8 thoughts on “CDT Day 19 Pie Town”

  1. Thank you so much for taking the time to answer their questions. I have great respect for anyone who makes a child feel important. They will all be so thrilled tomorrow! Everything is important in the life of a child, and I always tell them there is no silly question because someone else may be wondering the same thing.

  2. Pie Town looks like a great place for hikers to visit! While road-walking probably isn’t the most fun, I love to see pictures of scenic open roads. We live in an end-of-the-road kind of town, and most of the time I love it. But to me, an open, seemingly never-ending road shows so much promise and that there is so much of life to discover and enjoy.

    By the way, I was having a Science lesson with my first graders last week about desert habitats. We were discussing the lack of water, the types of animals and plants that can be found there, and the typical weather. I mentioned to them that I had a friend who was hiking through the desert in New Mexico right now, and they were full of questions. They wanted to know where you sleep, what you eat, and where you get your water. These clever, little 6 and 7 year-olds also wanted to know how you watch TV, if you have a camel, and why you are walking if you could just ride in a car. Ha!

    • Road walking is not always fun but it is always possible to see the good side of everything. For example I had a rather boring road walk with expansive views of the skies. The rolling storms, clouds, sunsets were amazing. Photos coming soon, I’m a bit behind due to lack of cell service / wifi. As for your very smart 6/7 year olds I’ll try and answer their questions.
      I normally sleep in a tent but sometimes I sleep on a comfortable mat on the ground under the stars, they make me go to sleep quickly. When I walk into a town I stay in a real bed in a hotel. But I like it better away from towns in nature.
      I eat food that I can carry. My favourite food to eat when I’m hiking in the desert is oats for breakfast, nuts, Pringles, granola bars and cheese for snacks and lunch. Pasta, noodles and rice for dinner. If I’m lucky I can have some Chocolate for desert but sometimes it’s too hot and it has melted when I’m in the desert.
      Finding water in the desert can be hard. I have maps and other information on where I can find water. But sometimes I need to look for clues. Sometimes people use windmills to get water from underground so I look for them. Other times there a rivers. So sometimes they are big, sometimes they are small, sometimes they are dry. Also, I look for animals, they need water. If I see cows I know there is water nearby. They are like us, they need to drink everyday.
      I don’t watch tv when hiking in the desert. Sometimes I stay in towns that have tv. But I am normally too busy to watch tv.
      I would love to have a camel. That would be so much fun.
      I like walking, cycling and traveling slowly. When traveling in a car most people don’t get to see all the trees, the small flowered, the snakes, the lizards and strange insects. Sometimes it’s better to slow down and really look at what is in front of you.
      I hope that answers your questions. I spent many hours in classrooms with 6/7 year olds teaching them about policemen and what to do in emergencies when I was a police officer in small outback communities. They are certainly curious about the world.
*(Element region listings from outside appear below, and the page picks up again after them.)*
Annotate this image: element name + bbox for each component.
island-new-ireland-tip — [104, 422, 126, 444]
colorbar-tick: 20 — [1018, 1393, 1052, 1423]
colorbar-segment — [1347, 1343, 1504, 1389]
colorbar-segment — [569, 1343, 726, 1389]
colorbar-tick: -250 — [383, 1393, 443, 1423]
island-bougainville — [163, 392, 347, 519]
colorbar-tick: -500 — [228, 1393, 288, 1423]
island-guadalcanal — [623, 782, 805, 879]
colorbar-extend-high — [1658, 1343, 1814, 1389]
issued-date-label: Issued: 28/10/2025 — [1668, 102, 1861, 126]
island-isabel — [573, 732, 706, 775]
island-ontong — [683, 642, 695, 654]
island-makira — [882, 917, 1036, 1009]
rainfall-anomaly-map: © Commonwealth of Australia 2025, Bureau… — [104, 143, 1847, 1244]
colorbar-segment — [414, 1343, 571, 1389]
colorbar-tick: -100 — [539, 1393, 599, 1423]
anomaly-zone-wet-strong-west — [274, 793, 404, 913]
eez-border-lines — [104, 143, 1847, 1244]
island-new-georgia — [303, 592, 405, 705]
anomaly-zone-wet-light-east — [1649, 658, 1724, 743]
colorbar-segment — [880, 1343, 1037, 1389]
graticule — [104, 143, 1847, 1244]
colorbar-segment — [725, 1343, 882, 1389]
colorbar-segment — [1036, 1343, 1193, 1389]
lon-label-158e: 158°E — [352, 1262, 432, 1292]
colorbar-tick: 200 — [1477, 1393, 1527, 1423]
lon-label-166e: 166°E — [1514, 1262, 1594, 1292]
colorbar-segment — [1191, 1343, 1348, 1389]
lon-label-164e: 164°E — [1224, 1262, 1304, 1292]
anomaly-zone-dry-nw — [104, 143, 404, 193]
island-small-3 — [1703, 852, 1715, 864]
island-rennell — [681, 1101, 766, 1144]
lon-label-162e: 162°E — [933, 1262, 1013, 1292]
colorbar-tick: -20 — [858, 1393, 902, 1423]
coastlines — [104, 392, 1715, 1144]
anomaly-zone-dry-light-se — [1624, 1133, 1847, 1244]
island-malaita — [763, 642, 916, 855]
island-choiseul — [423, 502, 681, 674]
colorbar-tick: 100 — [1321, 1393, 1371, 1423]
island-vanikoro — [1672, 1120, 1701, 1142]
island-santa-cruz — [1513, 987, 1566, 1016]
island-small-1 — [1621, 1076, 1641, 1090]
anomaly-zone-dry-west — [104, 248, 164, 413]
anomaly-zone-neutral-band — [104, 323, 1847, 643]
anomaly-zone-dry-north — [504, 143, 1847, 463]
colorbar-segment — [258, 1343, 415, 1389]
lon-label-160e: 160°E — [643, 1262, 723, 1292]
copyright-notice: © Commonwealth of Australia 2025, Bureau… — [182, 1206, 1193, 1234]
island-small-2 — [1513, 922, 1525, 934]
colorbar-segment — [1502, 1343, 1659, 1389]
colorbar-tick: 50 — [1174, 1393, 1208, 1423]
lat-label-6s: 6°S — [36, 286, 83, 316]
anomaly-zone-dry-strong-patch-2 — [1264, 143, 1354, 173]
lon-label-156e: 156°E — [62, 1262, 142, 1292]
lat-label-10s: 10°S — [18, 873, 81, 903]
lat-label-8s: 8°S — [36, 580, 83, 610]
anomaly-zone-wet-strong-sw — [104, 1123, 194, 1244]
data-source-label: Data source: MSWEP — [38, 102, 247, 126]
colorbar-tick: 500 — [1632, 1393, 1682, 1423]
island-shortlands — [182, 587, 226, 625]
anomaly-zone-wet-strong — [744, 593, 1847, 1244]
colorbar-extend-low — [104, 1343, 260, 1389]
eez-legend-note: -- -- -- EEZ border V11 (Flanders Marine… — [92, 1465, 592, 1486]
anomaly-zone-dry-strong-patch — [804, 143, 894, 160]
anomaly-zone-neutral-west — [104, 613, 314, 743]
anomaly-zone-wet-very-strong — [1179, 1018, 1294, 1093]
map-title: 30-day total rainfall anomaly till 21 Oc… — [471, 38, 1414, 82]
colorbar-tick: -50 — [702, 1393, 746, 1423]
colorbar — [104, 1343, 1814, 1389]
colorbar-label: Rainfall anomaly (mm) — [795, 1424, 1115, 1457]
  3. Will you be sending yourself more food now? Why do you think you are using more calories? Is it colder? Just didn’t pack enough food? I didn’t remember you having this issue on the PCT? More trail Angels on the PCT perhaps?

    • I will send myself one more package in New Mexico. I will buy locally for the rest of New Mexico and Colorado. As for the calorie deficit there are a couple of reasons. It was colder, so we needed more calories to stay warm. Secondly, both Spontaneous and Crunchmaster underestimated their food needs and were short on food, I had to give them three of my meals. And lastly our bodies metabolism has just gone u to overdrive (often called hiker hunger), it’s when the body is able to transfer its food into energy efficiently. It’s the start of us turning into hiking machines. It also happened on the PCT but when it happened towns were not 180 miles apart. It will happen again when we hit the high altitude of Colorado, but we will be ready this time.